O problema das taxas e impostos que pesam sobre o valor final de um carregamento na rede pública é mais abrangente do que o ecossistema da mobilidade elétrica e, por ter experienciado e visto os dados dos utilizadores, a nova persona que se massifica no mercado de utilizadores de veículos elétricos é o utilizador que só quer saber onde, como, quanto tempo e a que preço. A tão falada transparência no preço que é complexo, já existe e posso adiantar que não é assim tão interessante ou útil como se possa pensar. No entanto, ter um preço fixo por kWh espelhado no posto ajuda o utilizador a criar um critério de razoabilidade de preço, permitindo a comparação entre postos de carregamento. Mas isso levanta-me algumas questões: é esse o futuro tecnológico que verdadeiramente ambicionamos? O que acontece quando começarmos a precisar de efetivamente gerir o uso da rede elétrica, incentivando o carregamento fora das horas de pico? O que acontece quando integrarmos as comunidades de energia?
Devemos, claro, preocuparmo-nos em simplificar o modelo e, acima de tudo, tornar os processos que já existem mais eficientes e económicos. Como utilizadora, em nada me seria benéfico ter um preço fixo por kWh fixo, se o mesmo é oneroso ou se como consequência não me permite roaming entre postos de carregamento e tenho de instalar diversas aplicações ou ter diversos cartões para conseguir carregar o meu carro. É urgente que o Governo não perca de vista o verdadeiro objetivo: criar uma infraestrutura de carregamento moderna, integrada e de acesso universal, centrada no utilizador. Uma simplificação que não contemple a evolução tecnológica corre o risco de ser um retrocesso.
Como utilizadora, quero que carregar o meu veículo elétrico seja simples, prático e seguro. Quero viver num futuro em que chego à estação de carregamento (a qualquer estação de carregamento), ligo o cabo e posso continuar a minha vida, com a segurança de que se acontecer alguma coisa, receberei uma notificação no meu telemóvel. E quero, também, que esse futuro esteja para breve.
Não sou fã, pessoalmente, de Terminais de Pagamentos Automáticos nos postos de carregamento, da mesma forma que não uso parquímetros.

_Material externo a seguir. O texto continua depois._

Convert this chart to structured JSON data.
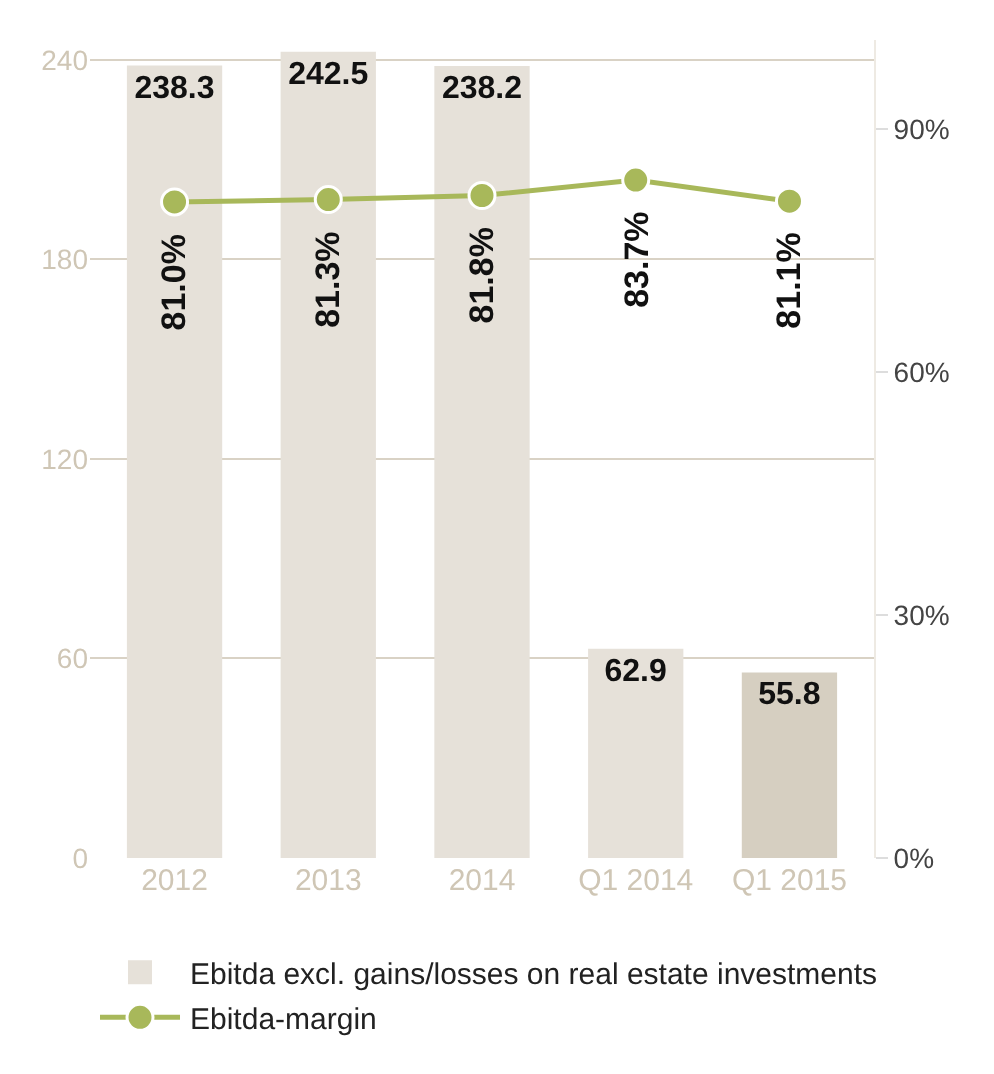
{
  "chart_data": {
    "type": "bar",
    "categories": [
      "2012",
      "2013",
      "2014",
      "Q1 2014",
      "Q1 2015"
    ],
    "series": [
      {
        "name": "Ebitda excl. gains/losses on real estate investments",
        "colors": [
          "#e6e1d9",
          "#e6e1d9",
          "#e6e1d9",
          "#e6e1d9",
          "#d6cfc1"
        ],
        "color": "#d6cfc1",
        "values": [
          238.3,
          242.5,
          238.2,
          62.9,
          55.8
        ],
        "value_labels": [
          "238.3",
          "242.5",
          "238.2",
          "62.9",
          "55.8"
        ]
      },
      {
        "name": "Ebitda-margin",
        "type": "line",
        "axis": "y2",
        "color": "#a8b85a",
        "marker": "circle",
        "values": [
          81.0,
          81.3,
          81.8,
          83.7,
          81.1
        ],
        "value_labels": [
          "81.0%",
          "81.3%",
          "81.8%",
          "83.7%",
          "81.1%"
        ]
      }
    ],
    "ylim": [
      0,
      246
    ],
    "yticks": [
      0,
      60,
      120,
      180,
      240
    ],
    "y2lim": [
      0,
      101
    ],
    "y2ticks": [
      {
        "value": 0,
        "label": "0%"
      },
      {
        "value": 30,
        "label": "30%"
      },
      {
        "value": 60,
        "label": "60%"
      },
      {
        "value": 90,
        "label": "90%"
      }
    ],
    "grid": "y",
    "legend": "bottom"
  }
}
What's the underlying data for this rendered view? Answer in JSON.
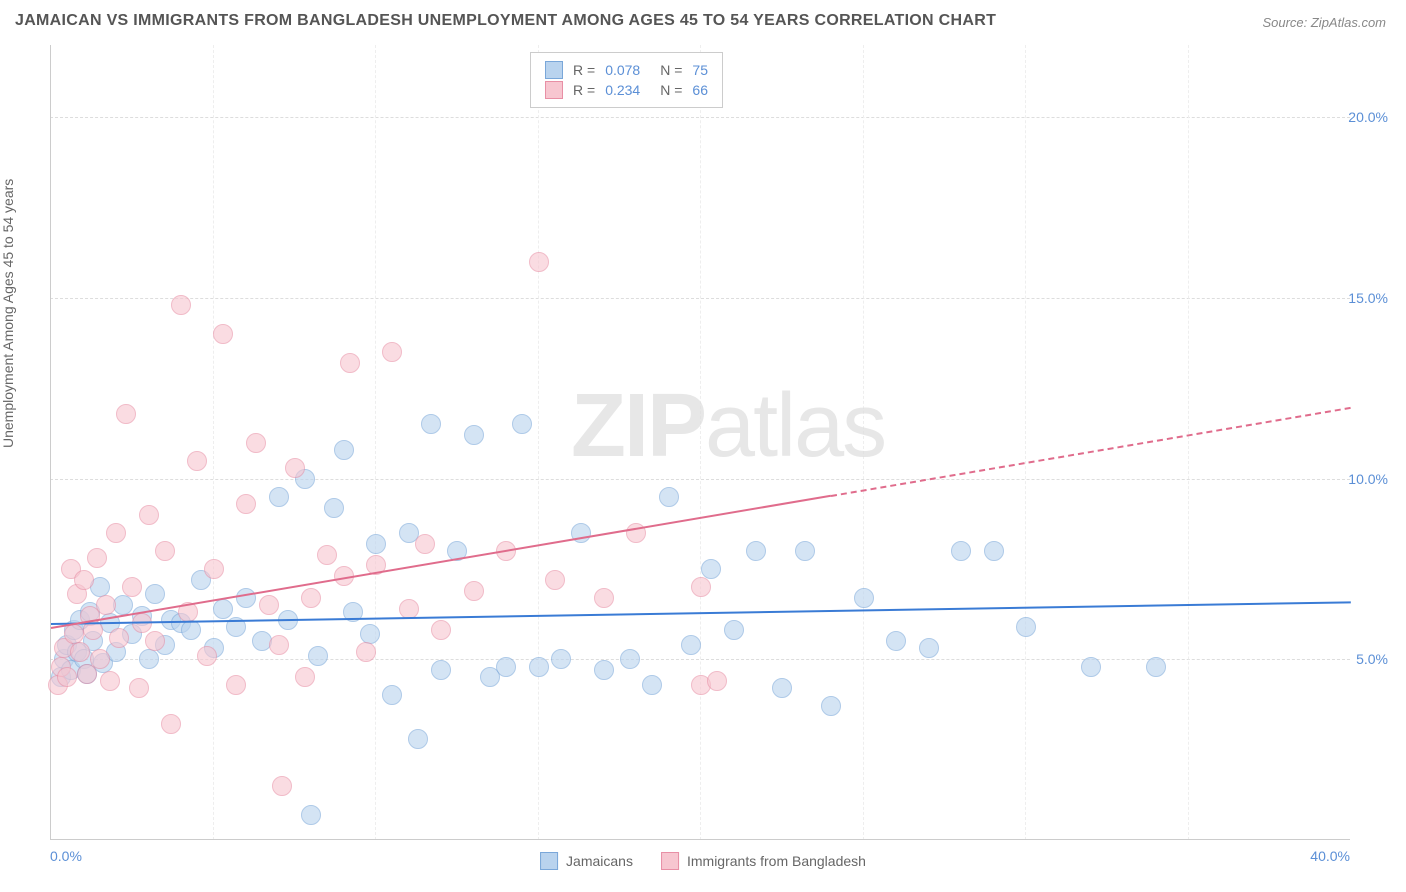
{
  "title": "JAMAICAN VS IMMIGRANTS FROM BANGLADESH UNEMPLOYMENT AMONG AGES 45 TO 54 YEARS CORRELATION CHART",
  "source": "Source: ZipAtlas.com",
  "y_axis_label": "Unemployment Among Ages 45 to 54 years",
  "watermark": {
    "bold": "ZIP",
    "light": "atlas"
  },
  "chart": {
    "type": "scatter",
    "xlim": [
      0,
      40
    ],
    "ylim": [
      0,
      22
    ],
    "x_ticks": [
      0,
      40
    ],
    "x_tick_labels": [
      "0.0%",
      "40.0%"
    ],
    "y_ticks": [
      5,
      10,
      15,
      20
    ],
    "y_tick_labels": [
      "5.0%",
      "10.0%",
      "15.0%",
      "20.0%"
    ],
    "x_minor_grid": [
      5,
      10,
      15,
      20,
      25,
      30,
      35
    ],
    "background_color": "#ffffff",
    "grid_color": "#dddddd",
    "axis_color": "#cccccc",
    "tick_label_color": "#5b8fd6",
    "title_fontsize": 16,
    "label_fontsize": 14,
    "point_radius": 10,
    "series": [
      {
        "name": "Jamaicans",
        "fill_color": "#b9d3ee",
        "stroke_color": "#7aa7d9",
        "fill_opacity": 0.6,
        "R": "0.078",
        "N": "75",
        "trend": {
          "x0": 0,
          "y0": 6.0,
          "x1": 40,
          "y1": 6.6,
          "color": "#3a7bd5",
          "width": 2,
          "dash_after_x": null
        },
        "points": [
          [
            0.3,
            4.5
          ],
          [
            0.4,
            5.0
          ],
          [
            0.5,
            5.4
          ],
          [
            0.6,
            4.7
          ],
          [
            0.7,
            5.8
          ],
          [
            0.8,
            5.2
          ],
          [
            0.9,
            6.1
          ],
          [
            1.0,
            5.0
          ],
          [
            1.1,
            4.6
          ],
          [
            1.2,
            6.3
          ],
          [
            1.3,
            5.5
          ],
          [
            1.5,
            7.0
          ],
          [
            1.6,
            4.9
          ],
          [
            1.8,
            6.0
          ],
          [
            2.0,
            5.2
          ],
          [
            2.2,
            6.5
          ],
          [
            2.5,
            5.7
          ],
          [
            2.8,
            6.2
          ],
          [
            3.0,
            5.0
          ],
          [
            3.2,
            6.8
          ],
          [
            3.5,
            5.4
          ],
          [
            3.7,
            6.1
          ],
          [
            4.0,
            6.0
          ],
          [
            4.3,
            5.8
          ],
          [
            4.6,
            7.2
          ],
          [
            5.0,
            5.3
          ],
          [
            5.3,
            6.4
          ],
          [
            5.7,
            5.9
          ],
          [
            6.0,
            6.7
          ],
          [
            6.5,
            5.5
          ],
          [
            7.0,
            9.5
          ],
          [
            7.3,
            6.1
          ],
          [
            7.8,
            10.0
          ],
          [
            8.0,
            0.7
          ],
          [
            8.2,
            5.1
          ],
          [
            8.7,
            9.2
          ],
          [
            9.0,
            10.8
          ],
          [
            9.3,
            6.3
          ],
          [
            9.8,
            5.7
          ],
          [
            10.0,
            8.2
          ],
          [
            10.5,
            4.0
          ],
          [
            11.0,
            8.5
          ],
          [
            11.3,
            2.8
          ],
          [
            11.7,
            11.5
          ],
          [
            12.0,
            4.7
          ],
          [
            12.5,
            8.0
          ],
          [
            13.0,
            11.2
          ],
          [
            13.5,
            4.5
          ],
          [
            14.0,
            4.8
          ],
          [
            14.5,
            11.5
          ],
          [
            15.0,
            4.8
          ],
          [
            15.7,
            5.0
          ],
          [
            16.3,
            8.5
          ],
          [
            17.0,
            4.7
          ],
          [
            17.8,
            5.0
          ],
          [
            18.5,
            4.3
          ],
          [
            19.0,
            9.5
          ],
          [
            19.7,
            5.4
          ],
          [
            20.3,
            7.5
          ],
          [
            21.0,
            5.8
          ],
          [
            21.7,
            8.0
          ],
          [
            22.5,
            4.2
          ],
          [
            23.2,
            8.0
          ],
          [
            24.0,
            3.7
          ],
          [
            25.0,
            6.7
          ],
          [
            26.0,
            5.5
          ],
          [
            27.0,
            5.3
          ],
          [
            28.0,
            8.0
          ],
          [
            29.0,
            8.0
          ],
          [
            30.0,
            5.9
          ],
          [
            32.0,
            4.8
          ],
          [
            34.0,
            4.8
          ]
        ]
      },
      {
        "name": "Immigrants from Bangladesh",
        "fill_color": "#f7c6d0",
        "stroke_color": "#e88fa5",
        "fill_opacity": 0.6,
        "R": "0.234",
        "N": "66",
        "trend": {
          "x0": 0,
          "y0": 5.9,
          "x1": 40,
          "y1": 12.0,
          "color": "#e06c8c",
          "width": 2,
          "dash_after_x": 24
        },
        "points": [
          [
            0.2,
            4.3
          ],
          [
            0.3,
            4.8
          ],
          [
            0.4,
            5.3
          ],
          [
            0.5,
            4.5
          ],
          [
            0.6,
            7.5
          ],
          [
            0.7,
            5.7
          ],
          [
            0.8,
            6.8
          ],
          [
            0.9,
            5.2
          ],
          [
            1.0,
            7.2
          ],
          [
            1.1,
            4.6
          ],
          [
            1.2,
            6.2
          ],
          [
            1.3,
            5.8
          ],
          [
            1.4,
            7.8
          ],
          [
            1.5,
            5.0
          ],
          [
            1.7,
            6.5
          ],
          [
            1.8,
            4.4
          ],
          [
            2.0,
            8.5
          ],
          [
            2.1,
            5.6
          ],
          [
            2.3,
            11.8
          ],
          [
            2.5,
            7.0
          ],
          [
            2.7,
            4.2
          ],
          [
            2.8,
            6.0
          ],
          [
            3.0,
            9.0
          ],
          [
            3.2,
            5.5
          ],
          [
            3.5,
            8.0
          ],
          [
            3.7,
            3.2
          ],
          [
            4.0,
            14.8
          ],
          [
            4.2,
            6.3
          ],
          [
            4.5,
            10.5
          ],
          [
            4.8,
            5.1
          ],
          [
            5.0,
            7.5
          ],
          [
            5.3,
            14.0
          ],
          [
            5.7,
            4.3
          ],
          [
            6.0,
            9.3
          ],
          [
            6.3,
            11.0
          ],
          [
            6.7,
            6.5
          ],
          [
            7.0,
            5.4
          ],
          [
            7.1,
            1.5
          ],
          [
            7.5,
            10.3
          ],
          [
            7.8,
            4.5
          ],
          [
            8.0,
            6.7
          ],
          [
            8.5,
            7.9
          ],
          [
            9.0,
            7.3
          ],
          [
            9.2,
            13.2
          ],
          [
            9.7,
            5.2
          ],
          [
            10.0,
            7.6
          ],
          [
            10.5,
            13.5
          ],
          [
            11.0,
            6.4
          ],
          [
            11.5,
            8.2
          ],
          [
            12.0,
            5.8
          ],
          [
            13.0,
            6.9
          ],
          [
            14.0,
            8.0
          ],
          [
            15.0,
            16.0
          ],
          [
            15.5,
            7.2
          ],
          [
            17.0,
            6.7
          ],
          [
            18.0,
            8.5
          ],
          [
            20.0,
            7.0
          ],
          [
            20.0,
            4.3
          ],
          [
            20.5,
            4.4
          ]
        ]
      }
    ]
  },
  "bottom_legend": [
    {
      "label": "Jamaicans",
      "fill": "#b9d3ee",
      "stroke": "#7aa7d9"
    },
    {
      "label": "Immigrants from Bangladesh",
      "fill": "#f7c6d0",
      "stroke": "#e88fa5"
    }
  ]
}
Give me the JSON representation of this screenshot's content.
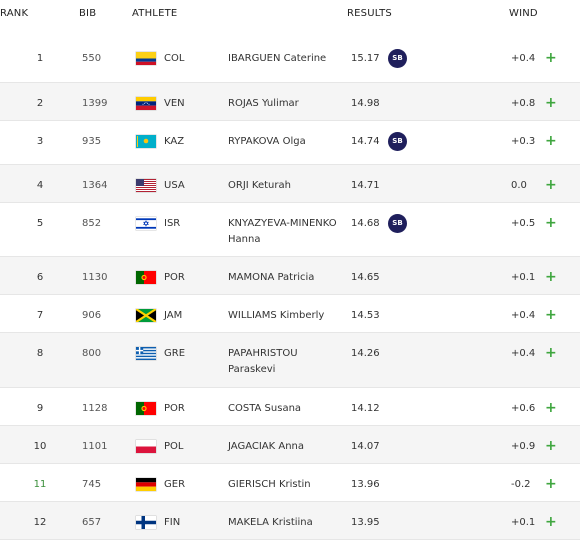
{
  "headers": {
    "rank": "RANK",
    "bib": "BIB",
    "athlete": "ATHLETE",
    "results": "RESULTS",
    "wind": "WIND"
  },
  "expand_symbol": "+",
  "rows": [
    {
      "rank": "1",
      "bib": "550",
      "country": "COL",
      "flag": "col",
      "name": "IBARGUEN Caterine",
      "result": "15.17",
      "badge": "SB",
      "wind": "+0.4",
      "h": 44
    },
    {
      "rank": "2",
      "bib": "1399",
      "country": "VEN",
      "flag": "ven",
      "name": "ROJAS Yulimar",
      "result": "14.98",
      "badge": "",
      "wind": "+0.8",
      "h": 37
    },
    {
      "rank": "3",
      "bib": "935",
      "country": "KAZ",
      "flag": "kaz",
      "name": "RYPAKOVA Olga",
      "result": "14.74",
      "badge": "SB",
      "wind": "+0.3",
      "h": 43
    },
    {
      "rank": "4",
      "bib": "1364",
      "country": "USA",
      "flag": "usa",
      "name": "ORJI Keturah",
      "result": "14.71",
      "badge": "",
      "wind": "0.0",
      "h": 37
    },
    {
      "rank": "5",
      "bib": "852",
      "country": "ISR",
      "flag": "isr",
      "name": "KNYAZYEVA-MINENKO Hanna",
      "result": "14.68",
      "badge": "SB",
      "wind": "+0.5",
      "h": 53
    },
    {
      "rank": "6",
      "bib": "1130",
      "country": "POR",
      "flag": "por",
      "name": "MAMONA Patricia",
      "result": "14.65",
      "badge": "",
      "wind": "+0.1",
      "h": 37
    },
    {
      "rank": "7",
      "bib": "906",
      "country": "JAM",
      "flag": "jam",
      "name": "WILLIAMS Kimberly",
      "result": "14.53",
      "badge": "",
      "wind": "+0.4",
      "h": 37
    },
    {
      "rank": "8",
      "bib": "800",
      "country": "GRE",
      "flag": "gre",
      "name": "PAPAHRISTOU Paraskevi",
      "result": "14.26",
      "badge": "",
      "wind": "+0.4",
      "h": 54
    },
    {
      "rank": "9",
      "bib": "1128",
      "country": "POR",
      "flag": "por",
      "name": "COSTA Susana",
      "result": "14.12",
      "badge": "",
      "wind": "+0.6",
      "h": 37
    },
    {
      "rank": "10",
      "bib": "1101",
      "country": "POL",
      "flag": "pol",
      "name": "JAGACIAK Anna",
      "result": "14.07",
      "badge": "",
      "wind": "+0.9",
      "h": 37
    },
    {
      "rank": "11",
      "bib": "745",
      "country": "GER",
      "flag": "ger",
      "name": "GIERISCH Kristin",
      "result": "13.96",
      "badge": "",
      "wind": "-0.2",
      "h": 37
    },
    {
      "rank": "12",
      "bib": "657",
      "country": "FIN",
      "flag": "fin",
      "name": "MAKELA Kristiina",
      "result": "13.95",
      "badge": "",
      "wind": "+0.1",
      "h": 37
    }
  ]
}
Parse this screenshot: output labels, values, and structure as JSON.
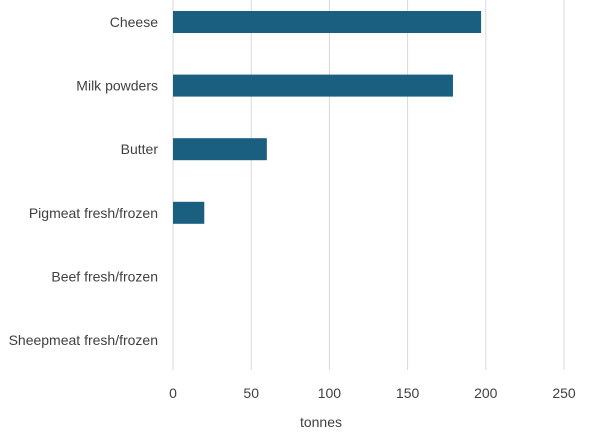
{
  "chart_data": {
    "type": "bar",
    "orientation": "horizontal",
    "categories": [
      "Cheese",
      "Milk powders",
      "Butter",
      "Pigmeat fresh/frozen",
      "Beef fresh/frozen",
      "Sheepmeat fresh/frozen"
    ],
    "values": [
      197,
      179,
      60,
      20,
      0,
      0
    ],
    "xlabel": "tonnes",
    "ylabel": "",
    "xlim": [
      0,
      250
    ],
    "xticks": [
      0,
      50,
      100,
      150,
      200,
      250
    ],
    "grid": true,
    "legend": "none",
    "bar_color": "#1a5e80"
  }
}
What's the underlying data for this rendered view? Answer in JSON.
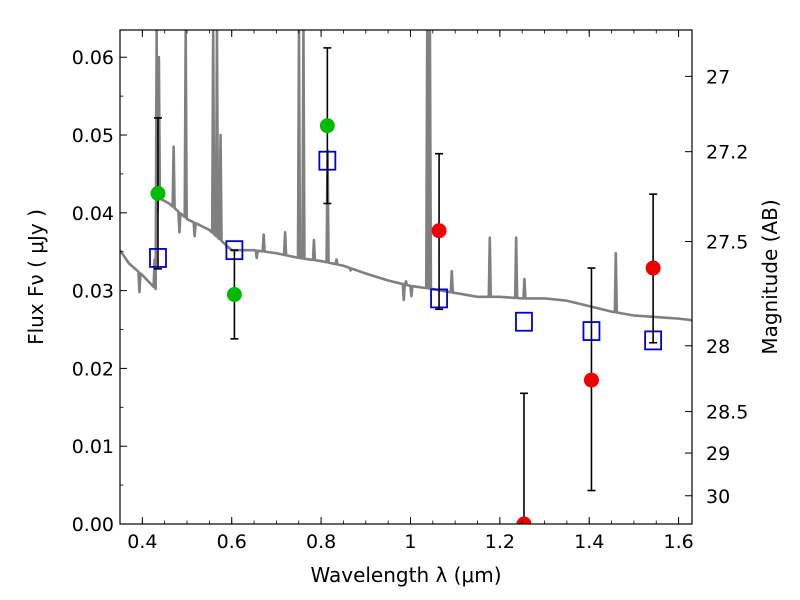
{
  "chart_data": {
    "type": "scatter",
    "title": "",
    "xlabel": "Wavelength  λ (μm)",
    "ylabel": "Flux  Fν  ( μJy )",
    "y2label": "Magnitude (AB)",
    "xlim": [
      0.35,
      1.63
    ],
    "ylim": [
      0.0,
      0.0635
    ],
    "grid": false,
    "x_ticks": [
      0.4,
      0.6,
      0.8,
      1.0,
      1.2,
      1.4,
      1.6
    ],
    "x_tick_labels": [
      "0.4",
      "0.6",
      "0.8",
      "1",
      "1.2",
      "1.4",
      "1.6"
    ],
    "y_ticks": [
      0.0,
      0.01,
      0.02,
      0.03,
      0.04,
      0.05,
      0.06
    ],
    "y_tick_labels": [
      "0.00",
      "0.01",
      "0.02",
      "0.03",
      "0.04",
      "0.05",
      "0.06"
    ],
    "y2_ticks": [
      {
        "label": "27",
        "flux": 0.05754
      },
      {
        "label": "27.2",
        "flux": 0.04786
      },
      {
        "label": "27.5",
        "flux": 0.03631
      },
      {
        "label": "28",
        "flux": 0.02291
      },
      {
        "label": "28.5",
        "flux": 0.01445
      },
      {
        "label": "29",
        "flux": 0.00912
      },
      {
        "label": "30",
        "flux": 0.00363
      }
    ],
    "colors": {
      "model": "#808080",
      "model_photometry": "#0000cc",
      "green": "#00bb00",
      "red": "#ee0000",
      "errorbar": "#000000"
    },
    "model_spectrum": {
      "continuum": [
        [
          0.35,
          0.0352
        ],
        [
          0.37,
          0.0335
        ],
        [
          0.4,
          0.032
        ],
        [
          0.43,
          0.0302
        ],
        [
          0.435,
          0.042
        ],
        [
          0.46,
          0.0412
        ],
        [
          0.5,
          0.0392
        ],
        [
          0.55,
          0.0378
        ],
        [
          0.6,
          0.0352
        ],
        [
          0.65,
          0.0352
        ],
        [
          0.7,
          0.0348
        ],
        [
          0.75,
          0.0342
        ],
        [
          0.8,
          0.0338
        ],
        [
          0.85,
          0.0332
        ],
        [
          0.9,
          0.0322
        ],
        [
          0.95,
          0.0313
        ],
        [
          1.0,
          0.0306
        ],
        [
          1.05,
          0.0302
        ],
        [
          1.1,
          0.0297
        ],
        [
          1.15,
          0.0292
        ],
        [
          1.2,
          0.0292
        ],
        [
          1.25,
          0.029
        ],
        [
          1.3,
          0.029
        ],
        [
          1.35,
          0.0287
        ],
        [
          1.4,
          0.028
        ],
        [
          1.45,
          0.0273
        ],
        [
          1.5,
          0.0268
        ],
        [
          1.55,
          0.0266
        ],
        [
          1.6,
          0.0264
        ],
        [
          1.63,
          0.0262
        ]
      ],
      "emission_lines": [
        {
          "x": 0.4275,
          "peak": 0.034
        },
        {
          "x": 0.432,
          "peak": 0.0635
        },
        {
          "x": 0.437,
          "peak": 0.06
        },
        {
          "x": 0.47,
          "peak": 0.0485
        },
        {
          "x": 0.497,
          "peak": 0.0635
        },
        {
          "x": 0.5585,
          "peak": 0.0635
        },
        {
          "x": 0.567,
          "peak": 0.0635
        },
        {
          "x": 0.575,
          "peak": 0.05
        },
        {
          "x": 0.6715,
          "peak": 0.0372
        },
        {
          "x": 0.7195,
          "peak": 0.0375
        },
        {
          "x": 0.7505,
          "peak": 0.0635
        },
        {
          "x": 0.7605,
          "peak": 0.0635
        },
        {
          "x": 0.784,
          "peak": 0.0365
        },
        {
          "x": 0.8145,
          "peak": 0.048
        },
        {
          "x": 0.8345,
          "peak": 0.034
        },
        {
          "x": 1.0375,
          "peak": 0.0635
        },
        {
          "x": 1.0435,
          "peak": 0.0635
        },
        {
          "x": 1.0925,
          "peak": 0.0325
        },
        {
          "x": 1.1775,
          "peak": 0.0368
        },
        {
          "x": 1.2365,
          "peak": 0.0368
        },
        {
          "x": 1.255,
          "peak": 0.0315
        },
        {
          "x": 1.4595,
          "peak": 0.0348
        }
      ],
      "absorption_lines": [
        {
          "x": 0.3935,
          "depth": 0.0298
        },
        {
          "x": 0.483,
          "depth": 0.0375
        },
        {
          "x": 0.517,
          "depth": 0.037
        },
        {
          "x": 0.589,
          "depth": 0.0355
        },
        {
          "x": 0.656,
          "depth": 0.0342
        },
        {
          "x": 0.866,
          "depth": 0.0326
        },
        {
          "x": 0.985,
          "depth": 0.0288
        },
        {
          "x": 0.99,
          "depth": 0.0312
        },
        {
          "x": 1.002,
          "depth": 0.0293
        }
      ]
    },
    "series": [
      {
        "marker": "open-square",
        "color": "#0000cc",
        "points": [
          [
            0.435,
            0.0342
          ],
          [
            0.606,
            0.0352
          ],
          [
            0.814,
            0.0467
          ],
          [
            1.064,
            0.029
          ],
          [
            1.254,
            0.026
          ],
          [
            1.405,
            0.0248
          ],
          [
            1.543,
            0.0236
          ]
        ]
      },
      {
        "marker": "filled-circle",
        "color": "#00bb00",
        "points": [
          [
            0.435,
            0.0425,
            0.0328,
            0.0522
          ],
          [
            0.606,
            0.0295,
            0.0238,
            0.0352
          ],
          [
            0.814,
            0.0512,
            0.0412,
            0.0612
          ]
        ]
      },
      {
        "marker": "filled-circle",
        "color": "#ee0000",
        "points": [
          [
            1.064,
            0.0377,
            0.0276,
            0.0476
          ],
          [
            1.254,
            0.0,
            0.0,
            0.0168
          ],
          [
            1.405,
            0.0185,
            0.0043,
            0.0329
          ],
          [
            1.543,
            0.0329,
            0.0233,
            0.0424
          ]
        ]
      }
    ]
  }
}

Entendo por que são necessários para a população em geral, mas organizo a minha vida de forma digital, segura e conveniente, sem cartões físicos, moedas ou ter de me deslocar ao local para renovar o tempo de estacionamento. Verdadeiramente, vejo e anseio por um futuro mais tecnológico, embora perceba que existem medidas intermédias que precisam de ser implementadas. No entanto, receio que uma tentativa de restruturação com o objetivo de simplificar o preço, possa complicar, na verdade, a utilização e fiabilidade do acesso à rede.